First there was a flag raising, students sang the National Anthem and America (My Country Tis of Thee) and the principal Natalie Clement talked to the students about Sept. 11, at Peralta Trail, 10965 E Peralta Road, Gold Canyon.
“On Sept. 11, before you were born, 14 years ago, we had terrorists attack our country,” Ms. Clement told the students during the assembly. “It was a very scary time for a lot of people.”
Then she explained the concept of Patriot Day to the students. On Dec. 18, 2001, President Bush signed a bill that made 9/11 Patriot Day. The day includes the flag being lowered to half-staff and a moment of silence to honor those who died. In more recent years, the day has become one of public service as well. The event is not just recognized in the U.S. but across the world.
“The president made Patriot Day so that we remember what happened that day,” Ms. Clement said. “And that we remember that we are a strong country.”
Music teacher Karl Hermann assisted Ms. Clement on planning the event.
“It is really important for the kids to understand their heritage and I feel that it is important to understand the great blessings that we have in this country,” Mr. Hermann said.
Michael Ramirez was a fourth teacher at Peralta Trail last year and his daughter Sophia is in fifth grade at the school.

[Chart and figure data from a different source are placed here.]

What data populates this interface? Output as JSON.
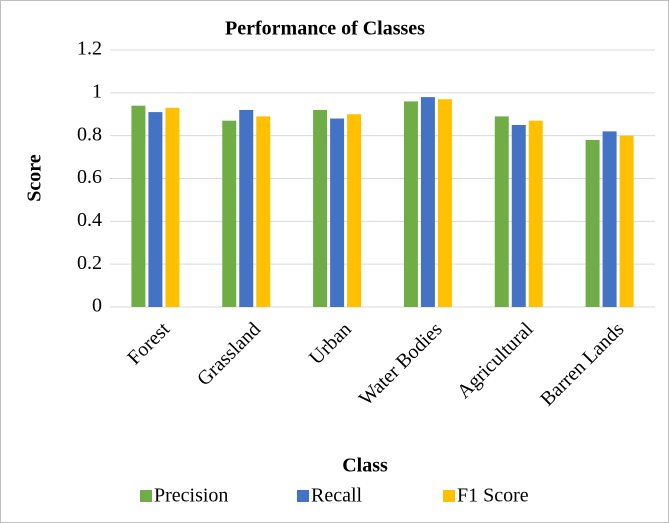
{
  "chart_data": {
    "type": "bar",
    "title": "Performance of Classes",
    "x_label": "Class",
    "y_label": "Score",
    "categories": [
      "Forest",
      "Grassland",
      "Urban",
      "Water Bodies",
      "Agricultural",
      "Barren Lands"
    ],
    "series": [
      {
        "name": "Precision",
        "color": "#70ad47",
        "values": [
          0.94,
          0.87,
          0.92,
          0.96,
          0.89,
          0.78
        ]
      },
      {
        "name": "Recall",
        "color": "#4472c4",
        "values": [
          0.91,
          0.92,
          0.88,
          0.98,
          0.85,
          0.82
        ]
      },
      {
        "name": "F1 Score",
        "color": "#ffc000",
        "values": [
          0.93,
          0.89,
          0.9,
          0.97,
          0.87,
          0.8
        ]
      }
    ],
    "ylim": [
      0,
      1.2
    ],
    "yticks": [
      0,
      0.2,
      0.4,
      0.6,
      0.8,
      1,
      1.2
    ],
    "grid": true,
    "legend": "bottom"
  }
}
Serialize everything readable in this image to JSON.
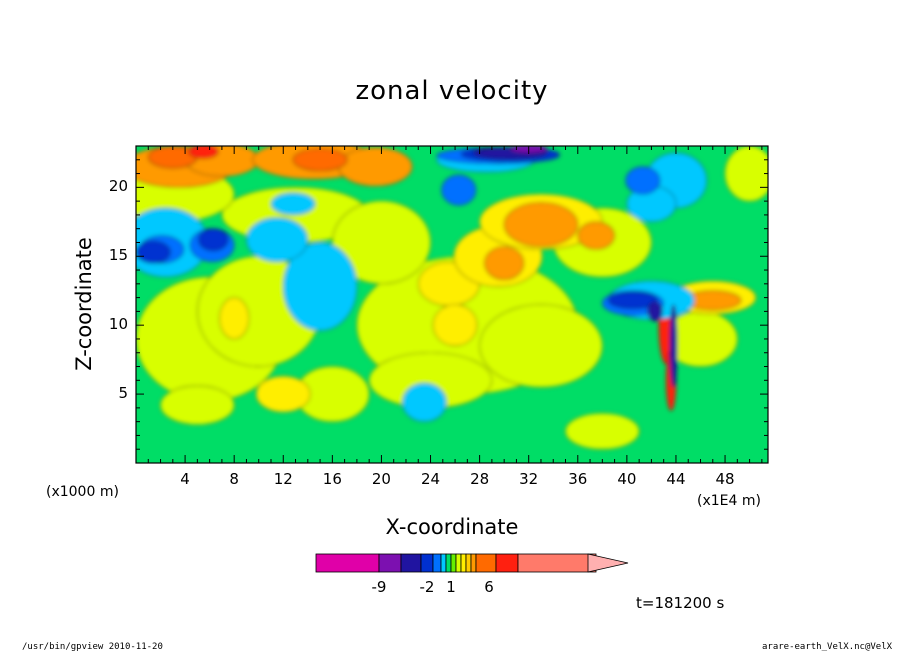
{
  "chart_data": {
    "type": "heatmap",
    "title": "zonal velocity",
    "xlabel": "X-coordinate",
    "ylabel": "Z-coordinate",
    "x_unit_left": "(x1000 m)",
    "x_unit_right": "(x1E4 m)",
    "x_ticks": [
      "4",
      "8",
      "12",
      "16",
      "20",
      "24",
      "28",
      "32",
      "36",
      "40",
      "44",
      "48"
    ],
    "y_ticks": [
      "5",
      "10",
      "15",
      "20"
    ],
    "xlim": [
      0,
      51.5
    ],
    "ylim": [
      0,
      23
    ],
    "colorbar_labels": [
      "-9",
      "-2",
      "1",
      "6"
    ],
    "colorbar_colors": [
      "#e000a8",
      "#7c10b0",
      "#2014a0",
      "#0030d0",
      "#0070ff",
      "#00c8ff",
      "#00dd66",
      "#66ee00",
      "#d8ff00",
      "#ffee00",
      "#ffcc00",
      "#ff9a00",
      "#ff6a00",
      "#ff2010",
      "#ff7a6a",
      "#ffb0b0"
    ],
    "time_label": "t=181200 s"
  },
  "footer": {
    "left": "/usr/bin/gpview   2010-11-20",
    "right": "arare-earth_VelX.nc@VelX"
  }
}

“It brings the community together, especially after the influx of students from the other school,” Mr. Ramirez said. “The idea of community is such a big thing for a school.”
Mr. Ramirez said that bringing the community together is something that Peralta Trail does well, being the only elementary school in the Gold Canyon area.

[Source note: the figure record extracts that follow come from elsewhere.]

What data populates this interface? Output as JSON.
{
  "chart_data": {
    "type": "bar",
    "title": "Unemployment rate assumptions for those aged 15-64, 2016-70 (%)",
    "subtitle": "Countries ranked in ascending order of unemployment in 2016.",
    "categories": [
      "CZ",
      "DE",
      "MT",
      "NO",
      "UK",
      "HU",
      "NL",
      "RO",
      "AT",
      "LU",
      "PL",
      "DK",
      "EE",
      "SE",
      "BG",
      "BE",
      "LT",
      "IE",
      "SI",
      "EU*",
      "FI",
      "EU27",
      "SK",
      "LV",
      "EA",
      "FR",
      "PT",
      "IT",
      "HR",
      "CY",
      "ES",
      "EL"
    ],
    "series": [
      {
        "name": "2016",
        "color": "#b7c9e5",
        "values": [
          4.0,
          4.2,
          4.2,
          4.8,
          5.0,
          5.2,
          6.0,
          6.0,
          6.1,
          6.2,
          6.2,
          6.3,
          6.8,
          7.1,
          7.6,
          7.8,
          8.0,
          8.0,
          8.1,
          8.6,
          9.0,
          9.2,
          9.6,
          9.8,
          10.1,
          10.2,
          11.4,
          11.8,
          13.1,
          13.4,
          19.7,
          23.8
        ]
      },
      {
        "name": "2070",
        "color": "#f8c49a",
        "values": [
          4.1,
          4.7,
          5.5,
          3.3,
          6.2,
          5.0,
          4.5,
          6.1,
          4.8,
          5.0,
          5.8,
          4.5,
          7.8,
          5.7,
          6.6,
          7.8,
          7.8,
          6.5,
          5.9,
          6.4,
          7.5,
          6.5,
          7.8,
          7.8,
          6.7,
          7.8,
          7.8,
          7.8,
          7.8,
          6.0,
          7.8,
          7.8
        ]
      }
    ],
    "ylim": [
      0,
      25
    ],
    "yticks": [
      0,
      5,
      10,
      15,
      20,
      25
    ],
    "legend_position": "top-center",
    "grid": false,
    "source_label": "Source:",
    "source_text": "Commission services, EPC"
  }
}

“I think it is really special that our community can get together and we can have this because not a lot of people are willing to do this much,” Sophia said. “I think it’s really great.”
Sophia said that she learned about the attack on her own and then went to her parents with questions about the historic event.
“I think it’s important so they (younger students) know it’s not a day to mess around, it’s a day to remember what happened,” Sophia said. “And not to expect the world to be a dream factory, because it’s not.”
Mr. Ramirez taught his students about Sept. 11 in his class.
“We did a whole week on it,” Mr. Ramirez said “I know some of the images can be pretty scary for the kids but if you do it in a way that builds the idea that something happened to the country and it brought it (the country) together.”
Mr. Ramirez was asleep when the attacks of Sept. 11 happened. He said a friend called him and told him to turn on the television.
“I had been in New York the year before and it didn’t seem like those building could fall at all,” Mr. Ramirez said. “They were so enormous.”
Mr. Hermann also was asleep during the attacks but when he arrived at work, nothing got completed, he recalled.
“I did have to go to work that day and people weren’t really productive that day,” Mr. Hermann said. “They were in complete shock of what was going on.”
Mr. Ramirez remembered a similar experience.
“I remember going around and everybody just kind of looked like a zombie, everybody was just kind of numb,” Mr. Ramirez said. “It was very frightening.”
During the assembly, Ms. Clement reminded the students of the things that Americans learned.
“Even though it was a scary time and it was pretty sad, we also learned some things,” Ms. Clement said during the assembly. “But most of all we learned that we are proud to be Americans.”